Stephen Lund, a Victoria-based writer, has adopted Strava as exactly that sort of multi-kilometre canvas, tracing the outlines of images and greetings with the routes taken by his various rides around the Vancouver Island city. It all started, the CBC explained, on New Year’s Day of 2015, when Lund cycled through the city in a way that, to observers, may have seemed like a random route up and down city streets. When it was mapped out on Lund’s Strava account, however, that route was proven to be anything but random. In fact, his cycling workout spelled out a message: “Happy 2015.”
Eleven months later, Lund’s Strava account is a veritable art gallery of 70 such pedal-powered works. And they can all be viewed on his website, GPSdoodles.com.
Explaining his ongoing project to All Points West, a B.C.-based CBC Radio program, Lund said, “I pour over a map of the city, and when I see a general shape, I start to look for roads and routes that complete the details. The challenge is that the roads all have to connect. It has to be one continuous line.”
“Then I ride out to the starting point,” he said, “start my GPS, and away I go.”

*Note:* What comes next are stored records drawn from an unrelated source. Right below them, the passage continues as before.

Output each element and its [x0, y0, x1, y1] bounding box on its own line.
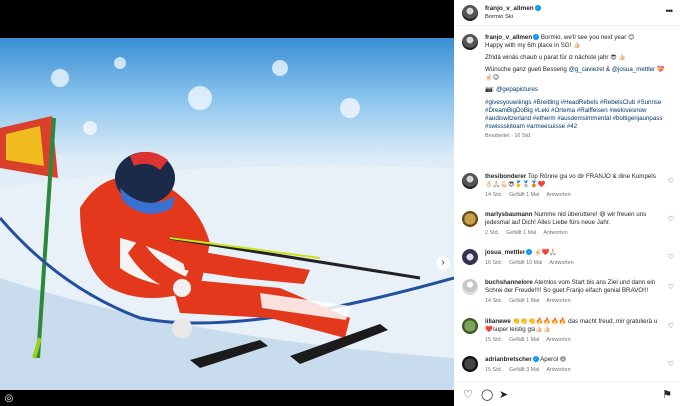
heart-icon[interactable]: ♡	[668, 322, 674, 330]
hashtags[interactable]: #givesyouwiiings #Breitling #HeadRebels …	[485, 99, 672, 131]
settings-icon[interactable]: ◎	[2, 392, 16, 406]
caption-wishes: Wünsche ganz gueti Besserig @g_caviezel …	[485, 66, 665, 82]
caption-username[interactable]: franjo_v_allmen	[485, 34, 532, 41]
avatar[interactable]	[462, 5, 478, 21]
comment-username[interactable]: thesibonderer	[485, 173, 526, 180]
chevron-right-icon[interactable]: ›	[436, 256, 450, 270]
heart-icon[interactable]: ♡	[668, 360, 674, 368]
reply-button[interactable]: Antworten	[546, 367, 570, 373]
comment-likes[interactable]: Gefällt 1 Mal	[509, 192, 539, 198]
mention-link[interactable]: @josua_mettler	[612, 66, 655, 73]
caption-line-1: Bormio, we'll see you next year	[540, 34, 629, 41]
avatar[interactable]	[462, 173, 478, 189]
comment-username[interactable]: buchshannelore	[485, 279, 533, 286]
caption-line-2: Happy with my 6th place in SG!	[485, 42, 574, 50]
avatar[interactable]	[462, 356, 478, 372]
comment-text: 👏👏👏🔥🔥🔥🔥 das macht freud..mir gratulierä …	[485, 318, 658, 333]
comment-username[interactable]: adrianbretscher	[485, 356, 532, 363]
mention-link[interactable]: @g_caviezel	[569, 66, 605, 73]
action-bar: ♡ ◯ ➤ ⚑	[454, 381, 680, 406]
reply-button[interactable]: Antworten	[546, 192, 570, 198]
bookmark-icon[interactable]: ⚑	[662, 389, 672, 401]
post-sidebar: franjo_v_allmen ✓ Bormio Ski ••• franjo_v…	[454, 0, 680, 406]
comment-item: lilianewe 👏👏👏🔥🔥🔥🔥 das macht freud..mir g…	[454, 318, 680, 343]
author-username[interactable]: franjo_v_allmen ✓	[485, 5, 541, 12]
heart-icon[interactable]: ♡	[668, 215, 674, 223]
comment-likes[interactable]: Gefällt 1 Mal	[506, 230, 536, 236]
comment-likes[interactable]: Gefällt 1 Mal	[509, 337, 539, 343]
comment-icon[interactable]: ◯	[481, 389, 493, 401]
ski-racer-photo	[0, 57, 454, 390]
caption-swiss: Zfridä winäs chaub u parat für iz nächst…	[485, 54, 627, 62]
avatar[interactable]	[462, 318, 478, 334]
reply-button[interactable]: Antworten	[546, 298, 570, 304]
avatar[interactable]	[462, 211, 478, 227]
heart-icon[interactable]: ♡	[668, 177, 674, 185]
comment-item: adrianbretscher ✓ Aperol 😄 15 Std. Gefällt…	[454, 356, 680, 373]
verified-icon: ✓	[526, 249, 533, 256]
comment-likes[interactable]: Gefällt 10 Mal	[509, 260, 542, 266]
verified-icon: ✓	[533, 34, 540, 41]
comment-time: 14 Std.	[485, 192, 503, 198]
post-caption: franjo_v_allmen ✓ Bormio, we'll see you n…	[454, 27, 680, 139]
avatar[interactable]	[462, 249, 478, 265]
avatar[interactable]	[462, 34, 478, 50]
heart-icon[interactable]: ♡	[463, 389, 473, 401]
more-options-icon[interactable]: •••	[666, 6, 674, 16]
comment-username[interactable]: lilianewe	[485, 318, 511, 325]
edited-time: Bearbeitet · 16 Std.	[485, 132, 532, 139]
comment-time: 14 Std.	[485, 298, 503, 304]
comment-text: Aperol 😄	[540, 356, 567, 363]
comment-username[interactable]: marlysbaumann	[485, 211, 532, 218]
verified-icon: ✓	[534, 5, 541, 12]
share-icon[interactable]: ➤	[499, 389, 508, 401]
comment-time: 2 Std.	[485, 230, 500, 236]
heart-icon[interactable]: ♡	[668, 283, 674, 291]
verified-icon: ✓	[532, 356, 539, 363]
comments-scroll[interactable]: franjo_v_allmen ✓ Bormio, we'll see you n…	[454, 27, 680, 381]
post-header: franjo_v_allmen ✓ Bormio Ski •••	[454, 0, 680, 26]
comment-item: buchshannelore Atemlos vom Start bis ans…	[454, 279, 680, 304]
reply-button[interactable]: Antworten	[549, 260, 573, 266]
comment-time: 15 Std.	[485, 367, 503, 373]
avatar[interactable]	[462, 279, 478, 295]
post-media: ›	[0, 38, 454, 390]
comment-time: 16 Std.	[485, 260, 503, 266]
comment-item: josua_mettler ✓ ✌🏻❤️🙏🏻 16 Std. Gefällt 10 …	[454, 249, 680, 266]
heart-icon[interactable]: ♡	[668, 253, 674, 261]
comment-time: 15 Std.	[485, 337, 503, 343]
reply-button[interactable]: Antworten	[543, 230, 567, 236]
comment-username[interactable]: josua_mettler	[485, 249, 525, 256]
comment-likes[interactable]: Gefällt 3 Mal	[509, 367, 539, 373]
comment-item: thesibonderer Top Rönne gsi vo dir FRANJ…	[454, 173, 680, 198]
mention-link[interactable]: @gepapictures	[496, 86, 538, 93]
comment-item: marlysbaumann Numme nid überuttere! 😃 wi…	[454, 211, 680, 236]
location-link[interactable]: Bormio Ski	[485, 14, 513, 20]
photo-credit: 📷: @gepapictures	[485, 86, 538, 94]
comment-likes[interactable]: Gefällt 1 Mal	[509, 298, 539, 304]
comment-text: ✌🏻❤️🙏🏻	[533, 249, 558, 256]
reply-button[interactable]: Antworten	[546, 337, 570, 343]
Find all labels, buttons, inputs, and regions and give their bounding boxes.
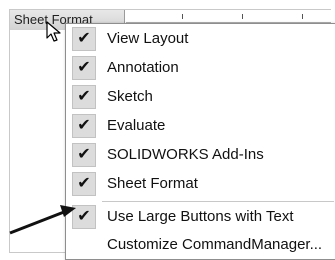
callout-arrow bbox=[9, 205, 76, 235]
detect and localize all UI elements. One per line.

It’s a detailed, painstaking process to complete the Strava sketches he traces with his bike, which have so far included everything from witches to the Easter bunny. Lund spends hours in preparation, outlining the image he has in mind on a map, then writes detailed directions for himself about which streets to take, where to turn at what intersection, and so forth. The rides he takes are usually before the streets swell with cars and buses, early in the morning. Since January, he told the CBC, Lund figures that he’s biked a whopping 5,000 kilometres around Victoria — with the longest of his “doodles” amounting to a 220 kilometre trek.
The appeal of the British Columbia writer and cyclist’s art has earned the attention of the world, with Lund scheduled to discuss his work at Victoria’s TEDx event on Nov. 21.